We are pumped to share one of our favorite stories from Self here on POPSUGAR Fitness!
Game on — and it's your willpower up to bat! We asked nutritionists across the country how to hit concession stands without putting thousands of empty calories on the scoreboard.
Do: Choose Grilled Chicken
These sandwiches are a stadium slam dunk. A ballpark burger can pack up to 500 calories and as many as 10 grams of artery-clogging saturated fat (and that's before cheese and toppings), but the sandwich often comes in at around 300 calories with half the fat.
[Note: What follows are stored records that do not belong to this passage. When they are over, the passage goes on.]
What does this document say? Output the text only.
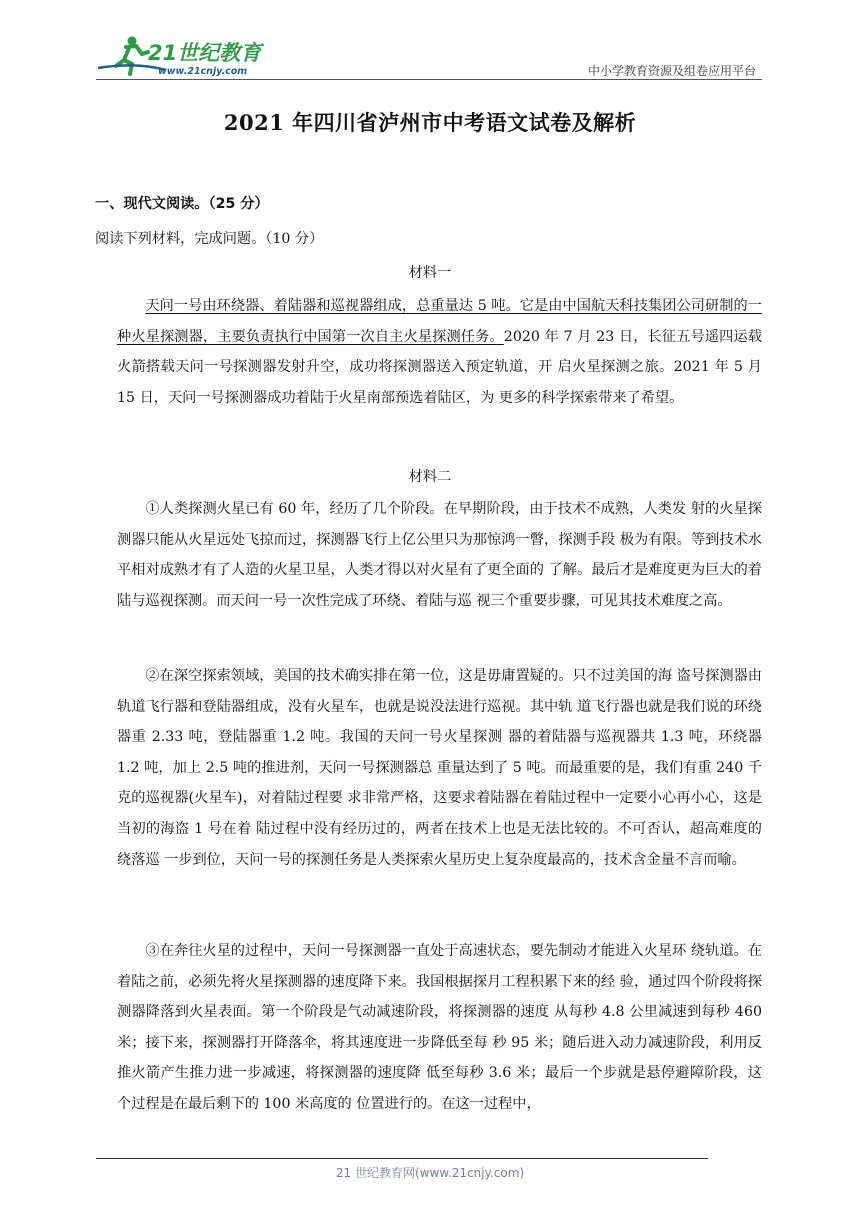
21世纪教育
www.21cnjy.com	中小学教育资源及组卷应用平台
2021 年四川省泸州市中考语文试卷及解析
一、现代文阅读。（25 分）
阅读下列材料，完成问题。（10 分）
材料一
天问一号由环绕器、着陆器和巡视器组成，总重量达 5 吨。它是由中国航天科技集团公司研制的一种火星探测器，主要负责执行中国第一次自主火星探测任务。2020 年 7 月 23 日，长征五号遥四运载火箭搭载天问一号探测器发射升空，成功将探测器送入预定轨道，开 启火星探测之旅。2021 年 5 月 15 日，天问一号探测器成功着陆于火星南部预选着陆区，为 更多的科学探索带来了希望。
材料二
①人类探测火星已有 60 年，经历了几个阶段。在早期阶段，由于技术不成熟，人类发 射的火星探测器只能从火星远处飞掠而过，探测器飞行上亿公里只为那惊鸿一瞥，探测手段 极为有限。等到技术水平相对成熟才有了人造的火星卫星，人类才得以对火星有了更全面的 了解。最后才是难度更为巨大的着陆与巡视探测。而天问一号一次性完成了环绕、着陆与巡 视三个重要步骤，可见其技术难度之高。
②在深空探索领域，美国的技术确实排在第一位，这是毋庸置疑的。只不过美国的海 盗号探测器由轨道飞行器和登陆器组成，没有火星车，也就是说没法进行巡视。其中轨 道飞行器也就是我们说的环绕器重 2.33 吨，登陆器重 1.2 吨。我国的天问一号火星探测 器的着陆器与巡视器共 1.3 吨，环绕器 1.2 吨，加上 2.5 吨的推进剂，天问一号探测器总 重量达到了 5 吨。而最重要的是，我们有重 240 千克的巡视器(火星车)，对着陆过程要 求非常严格，这要求着陆器在着陆过程中一定要小心再小心，这是当初的海盗 1 号在着 陆过程中没有经历过的，两者在技术上也是无法比较的。不可否认，超高难度的绕落巡 一步到位，天问一号的探测任务是人类探索火星历史上复杂度最高的，技术含金量不言而喻。
③在奔往火星的过程中，天问一号探测器一直处于高速状态，要先制动才能进入火星环 绕轨道。在着陆之前，必须先将火星探测器的速度降下来。我国根据探月工程积累下来的经 验，通过四个阶段将探测器降落到火星表面。第一个阶段是气动减速阶段，将探测器的速度 从每秒 4.8 公里减速到每秒 460 米；接下来，探测器打开降落伞，将其速度进一步降低至每 秒 95 米；随后进入动力减速阶段，利用反推火箭产生推力进一步减速，将探测器的速度降 低至每秒 3.6 米；最后一个步就是悬停避障阶段，这个过程是在最后剩下的 100 米高度的 位置进行的。在这一过程中，
21 世纪教育网(www.21cnjy.com)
Do: Get Cracking On Peanuts
Craving popcorn or Cracker Jacks? Opt for plain, unsalted, in-shell peanuts instead, says Chicago dietitian Amari Cheffer, M.S., R.D., LDN. They've got heart-healthy monounsaturated fats, Vitamin E and magnesium—and the act of cracking the shell makes you work a little harder to enjoy them. The catch: A typical eight-ounce bag is much larger than one serving (it can have over 800 calories total), so don't eat more than a quarter of it yourself.
Don't: Sip Sugary Sodas
Save a cool 100-300 calories by sticking to sparkling water, unsweetened iced tea or ice water with lemon. But if a ballgame just isn't the same without soda, don't stress, says New York City-based Marissa Lippert, M.S., R.D. Just order a small size and fill it to the brim with ice. "You're addressing your craving strategically," she says, "since your body won't know you're taking in 10- or 20-percent less soda."
Don't: Get A "Personal" Pizza
Seek out a single slice of plain cheese or veggie instead of devouring a whole personal pan pie-size portion (which packs about 200 additional calories). The 'za can actually deliver heart-healthy benefits, since tomato sauce contains lycopene, an antioxidant. "Interestingly, it's been found to be especially well-absorbed in pizza," says Seattle-based Minh-Hai Tran, M.S., R.D., CSSD.
Do: Be Choosy About Beers
Love your ballpark brews? There's no need to deny yourself, just stop at one or two 12-ounce pours. Choose a low-calorie option like Amstel Light (which has just 95 calories), says New York City-based Keri Glassman, M.S., R.D., and author of The New You and Improved Diet. Or sip a stout beer: Guinness is another low-cal brew (you'll get 25-30 calories less than a regular beer) that also happens to be high in antioxidants.
Keep reading for five more do's and don'ts for the next time you are eating at the ballpark!
Do: Lighten Up On The Toppings
One fan's harmless hot dog can be another one's diet strikeout, and the difference is in the topping. A chili cheese dog can contain upwards of 700 calories, while a plain frankfurter should be closer to 300. "Keep condiments relatively clean," says Lippert, "with just mustard and maybe some relish or sauerkraut so at least you're getting some vegetables."
Do: Create Your Own Portion Sizes
Most ballparks offer veggie and turkey versions of burgers and hot dogs, which are almost always a better pick than low-quality stadium beef, says Lippert. But a healthy serving should be about four-to-six ounces, she says, which means you should aim to eat only 1/2 to 3/4 of the concession stand-sized portions. Bonus? Skip the bun to shave off another 100 calories.
Do: Seek Out Salads
Once impossible to find at ballgames, pre-made salads are popping up on concession stand lineups. "Fresh produce is a great source of nutrients at a low calorie cost and a healthy way to stay full at the game," says Glassman. A typical stadium salad has a not-so-bad 200 calories a serving—as long as you avoid creamy dressings and stick with olive oil or a balsamic vinaigrette.
Do: Pick A Parfait
Most ballparks are upping their gourmet options, but trendy foods don't necessarily translate to healthy choices. At Dodgers Stadium, Avanti satisfies her sweet tooth with a strawberry yogurt parfait—a much better option at 222 calories than, say, a chocolate cupcake's 475 calories. "Think to yourself, the amount of exercise I'd need to burn off that cupcake is one hour of climbing steep stairs," she says.
Do: Brave The Sushi
It may not be as American as apple pie, but ballpark sushi is increasingly easier to find, says Glassman. At Yankee Stadium, spicy tuna rolls rack up about 195 calories, and veggie rolls about 160.
Don't: Eat Mindlessly
While noshing, tear your eyes off the game and try to savor each bite. Otherwise, you may find yourself holding an empty container and still feeling unsatisfied. "A number of studies show that eating while distracted results in eating larger quantities of food," says Tran, "And at least one study showed that people who ate while distracted even had a hard time recalling what they'd eaten."